それもそのはず。騎士団のホールに連行された五人の前には、西方軍務指令官であるアルファード・リングス・アルテイルがその類まれなる雄雄しき身体を直立不動にして見下ろしており、ホールには、馬蹄形に並んだ騎士達が身体の前で剣を持ち直立している。百人は軽く超えるその集団に男達は怯えていた。
「読め」
アルフォードの低い声がその腹筋をいかした発声で命じる。
「エリアル・シュノーク・アルテイル侯爵夫人に、背後から踵落としをくらい昏倒。謝罪を要求。アイサー伯爵」
「エリアル・シュノーク・アルテイル侯爵夫人に、公衆の面前で侮辱され、謝罪されない場合名誉毀損で訴えたいと。ファンド侯爵子息」
「エリアル・シュノーク・アルテイル侯爵夫人に顔面を強打され三週間の怪我。謝罪を要求。ガンス伯爵」
「エリアル・シュノーク・アルテイル侯爵夫人に馬でひき殺されそうになった。謝罪を要求。マシアス図書館司書長」
「エリアル・シュノーク・アルテイル侯爵夫人にダンスを申し込んだところ、肘で攻撃され、床に倒れた際に後頭部を強打。謝罪を要求。エセルマイル伯爵」
ホールはシンと静まり返っている。声を上げるものもいない。この人数が身じろぎの音さえ立てないのは、かえって怖ろしいくらいの緊張感が増す。
「で、間違いないか」
軍務指令官の言葉に「そうだ。酷すぎる」「私は許せん」などと声を上げて騒いだのはファンド侯爵子息とミズリ伯爵だった。他は既に、声も出せないほどに緊張している。
「同様に貴君達にも抗議文が届いているが――」
「なんだと」「知らん」「でっち上げだ」と言う声を無視して、アルフォードはそちらも読み上げをさせる。

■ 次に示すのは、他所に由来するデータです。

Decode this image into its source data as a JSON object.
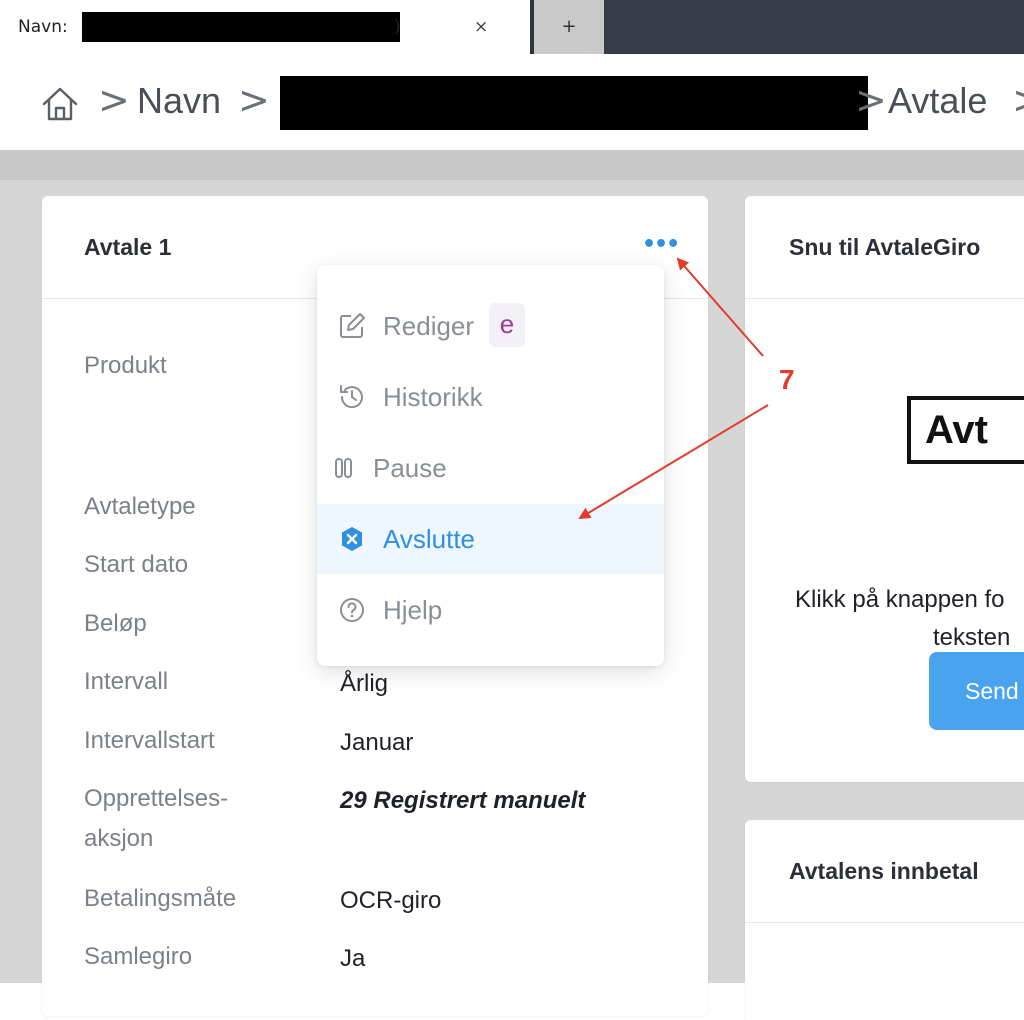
{
  "tabbar": {
    "tab_label": "Navn:",
    "tab_paren": ")",
    "close_glyph": "×",
    "new_tab_glyph": "+"
  },
  "breadcrumb": {
    "items": [
      "Navn",
      "Avtale"
    ],
    "separator": ">"
  },
  "main_card": {
    "title": "Avtale 1",
    "more_glyph": "•••",
    "fields": [
      {
        "label": "Produkt",
        "value": ""
      },
      {
        "label": "Avtaletype",
        "value": ""
      },
      {
        "label": "Start dato",
        "value": ""
      },
      {
        "label": "Beløp",
        "value": ""
      },
      {
        "label": "Intervall",
        "value": "Årlig"
      },
      {
        "label": "Intervallstart",
        "value": "Januar"
      },
      {
        "label": "Opprettelses-\naksjon",
        "value": "29 Registrert manuelt"
      },
      {
        "label": "Betalingsmåte",
        "value": "OCR-giro"
      },
      {
        "label": "Samlegiro",
        "value": "Ja"
      }
    ]
  },
  "menu": {
    "items": [
      {
        "label": "Rediger",
        "icon": "edit-icon",
        "shortcut": "e"
      },
      {
        "label": "Historikk",
        "icon": "history-icon"
      },
      {
        "label": "Pause",
        "icon": "pause-icon"
      },
      {
        "label": "Avslutte",
        "icon": "close-circle-icon",
        "active": true
      },
      {
        "label": "Hjelp",
        "icon": "help-icon"
      }
    ]
  },
  "right_card_1": {
    "title": "Snu til AvtaleGiro",
    "logo_text": "Avt",
    "text_line1": "Klikk på knappen fo",
    "text_line2": "teksten",
    "button_label": "Send"
  },
  "right_card_2": {
    "title": "Avtalens innbetal"
  },
  "annotation": {
    "number": "7",
    "color": "#e23b2b"
  },
  "colors": {
    "accent": "#2f8fe0",
    "button": "#4aa3ee",
    "shortcut": "#a0399a"
  }
}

「宮廷の侍女から。アイサー伯爵に背後から襲われ、胸を揉まれた。悲鳴を上げたところ、通りがかったエリアル・シュノーク・アルテイル侯爵夫人がアイサー伯爵の頭部を踵落としで倒してくれて助かった」
瞬間、騎士の幾人もが前に携えた剣をホールの床に叩きつけるようにして音を鳴らす。その音にビクリと身体を震わせたアイサー伯爵は、後頭部を抑えて「間違えありません。申し訳ありませんでした」と謝った。

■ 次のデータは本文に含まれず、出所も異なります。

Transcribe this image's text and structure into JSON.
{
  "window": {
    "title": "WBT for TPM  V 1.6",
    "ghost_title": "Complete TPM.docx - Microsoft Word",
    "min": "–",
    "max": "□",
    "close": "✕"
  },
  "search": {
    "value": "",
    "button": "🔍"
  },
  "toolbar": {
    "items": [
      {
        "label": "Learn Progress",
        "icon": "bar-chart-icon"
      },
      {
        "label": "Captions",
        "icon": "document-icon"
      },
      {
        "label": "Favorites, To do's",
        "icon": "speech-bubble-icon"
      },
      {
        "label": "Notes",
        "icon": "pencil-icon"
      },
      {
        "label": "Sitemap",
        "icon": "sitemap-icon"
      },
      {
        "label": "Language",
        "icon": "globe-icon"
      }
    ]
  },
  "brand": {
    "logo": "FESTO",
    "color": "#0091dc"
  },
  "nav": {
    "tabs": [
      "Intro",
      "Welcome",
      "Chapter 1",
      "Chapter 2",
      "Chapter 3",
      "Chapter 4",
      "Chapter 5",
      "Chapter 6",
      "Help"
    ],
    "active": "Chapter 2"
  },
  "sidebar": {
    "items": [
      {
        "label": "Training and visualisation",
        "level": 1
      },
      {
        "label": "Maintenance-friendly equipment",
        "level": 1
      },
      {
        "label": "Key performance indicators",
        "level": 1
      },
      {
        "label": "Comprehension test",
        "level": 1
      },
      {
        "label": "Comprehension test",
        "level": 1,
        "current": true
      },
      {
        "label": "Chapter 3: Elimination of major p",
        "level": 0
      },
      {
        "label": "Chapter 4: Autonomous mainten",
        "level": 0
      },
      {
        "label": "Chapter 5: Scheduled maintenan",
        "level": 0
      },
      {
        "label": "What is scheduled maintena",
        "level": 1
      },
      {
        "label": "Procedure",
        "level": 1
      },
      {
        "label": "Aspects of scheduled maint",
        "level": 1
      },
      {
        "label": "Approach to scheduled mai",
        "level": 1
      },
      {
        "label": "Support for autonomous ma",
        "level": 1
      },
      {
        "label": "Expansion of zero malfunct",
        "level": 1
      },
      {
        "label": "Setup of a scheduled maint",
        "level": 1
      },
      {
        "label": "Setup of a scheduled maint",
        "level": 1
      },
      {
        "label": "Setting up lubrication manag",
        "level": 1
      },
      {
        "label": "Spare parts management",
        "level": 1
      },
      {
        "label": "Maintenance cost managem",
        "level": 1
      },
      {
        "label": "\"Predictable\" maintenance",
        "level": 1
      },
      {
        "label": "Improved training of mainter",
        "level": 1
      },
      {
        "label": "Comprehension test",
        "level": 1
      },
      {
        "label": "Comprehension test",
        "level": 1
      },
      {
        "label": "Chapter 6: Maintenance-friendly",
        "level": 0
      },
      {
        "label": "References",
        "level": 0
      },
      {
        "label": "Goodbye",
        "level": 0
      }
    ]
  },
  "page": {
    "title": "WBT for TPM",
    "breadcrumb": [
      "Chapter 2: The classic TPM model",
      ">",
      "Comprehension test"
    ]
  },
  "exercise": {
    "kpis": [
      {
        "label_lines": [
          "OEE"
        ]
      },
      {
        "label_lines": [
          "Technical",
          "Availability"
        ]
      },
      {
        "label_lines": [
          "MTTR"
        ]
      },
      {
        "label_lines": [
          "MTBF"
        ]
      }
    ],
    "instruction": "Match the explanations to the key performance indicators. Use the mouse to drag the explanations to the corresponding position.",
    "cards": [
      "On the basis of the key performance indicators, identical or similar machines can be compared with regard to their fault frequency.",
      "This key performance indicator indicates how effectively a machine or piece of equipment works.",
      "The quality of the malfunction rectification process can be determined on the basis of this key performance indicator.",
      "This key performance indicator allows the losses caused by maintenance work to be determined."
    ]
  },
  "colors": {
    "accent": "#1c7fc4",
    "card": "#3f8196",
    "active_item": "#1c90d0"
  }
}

「セリナ王女殿下より、『寡黙で慎ましやかな姫なんて言ってはいても、その実、根暗で地味なだけだ』と目の前で侮辱されたところをエリアル・シュノーク・アルテイル侯爵夫人が聞きとがめ、ファンド侯爵子息の頭部の擬似毛髪を掴んで放り投げた。『なんて慎ましやかな毛根だこと』と言ってくれて、スッキリしたが、もう二度とお目にはかかりたくないとのことです」
ほぼ全騎士が音を鳴らしたが、幾人かは目を逸らすように固まっていた。音を鳴らさなかったものたちは後日『擬似毛髪』疑惑の目を向けられることになる。
ファンド侯爵子息は、真っ赤になり、その後「ハゲだと馬鹿にされるなんて酷い」と呟いた。反省の色はなかったが、元気はなくなった。
「こちらは三人の女性からです。ガンス伯爵に遊ばれて、喧嘩になっているところをエリアル・シュノーク・アルテイル侯爵夫人が通りかかり、仲裁をしてくれていたのだけれど、やってきたガンス伯爵が侯爵夫人に『なら貴女が相手をしてくれますか』と言った瞬間『一人に付き一発』といって、ガンス伯爵の顔面を殴り、色男の顔がつぶれて、皆すっきりして、次の恋に移れそうです。でもガンス伯爵は『病気になってもげろ』という伝言が届いております」
ガンガンガンと音が鳴る。激しい――。ガンス伯爵はまだ包帯を巻いているので顔色は見えないが、騎士達の目がガンス伯爵の股間を凝視しているのに気付いて、股間を押さえて小さくなった。
「俺の妻に、相手をしろと――」
アルフォードの口調は怖ろしく静かで、騎士達は固唾を飲んだ。
「ふん、後で俺の相手をしてもらおうか。勿論素手でな」
剣じゃあっけなすぎるだろうと、獰猛に嘲笑えば、ガンス伯爵はそのまま椅子からくずおれた。気を失っているようだった。元々伊達なだけな男だったので、それも仕方のないことだったのだろう。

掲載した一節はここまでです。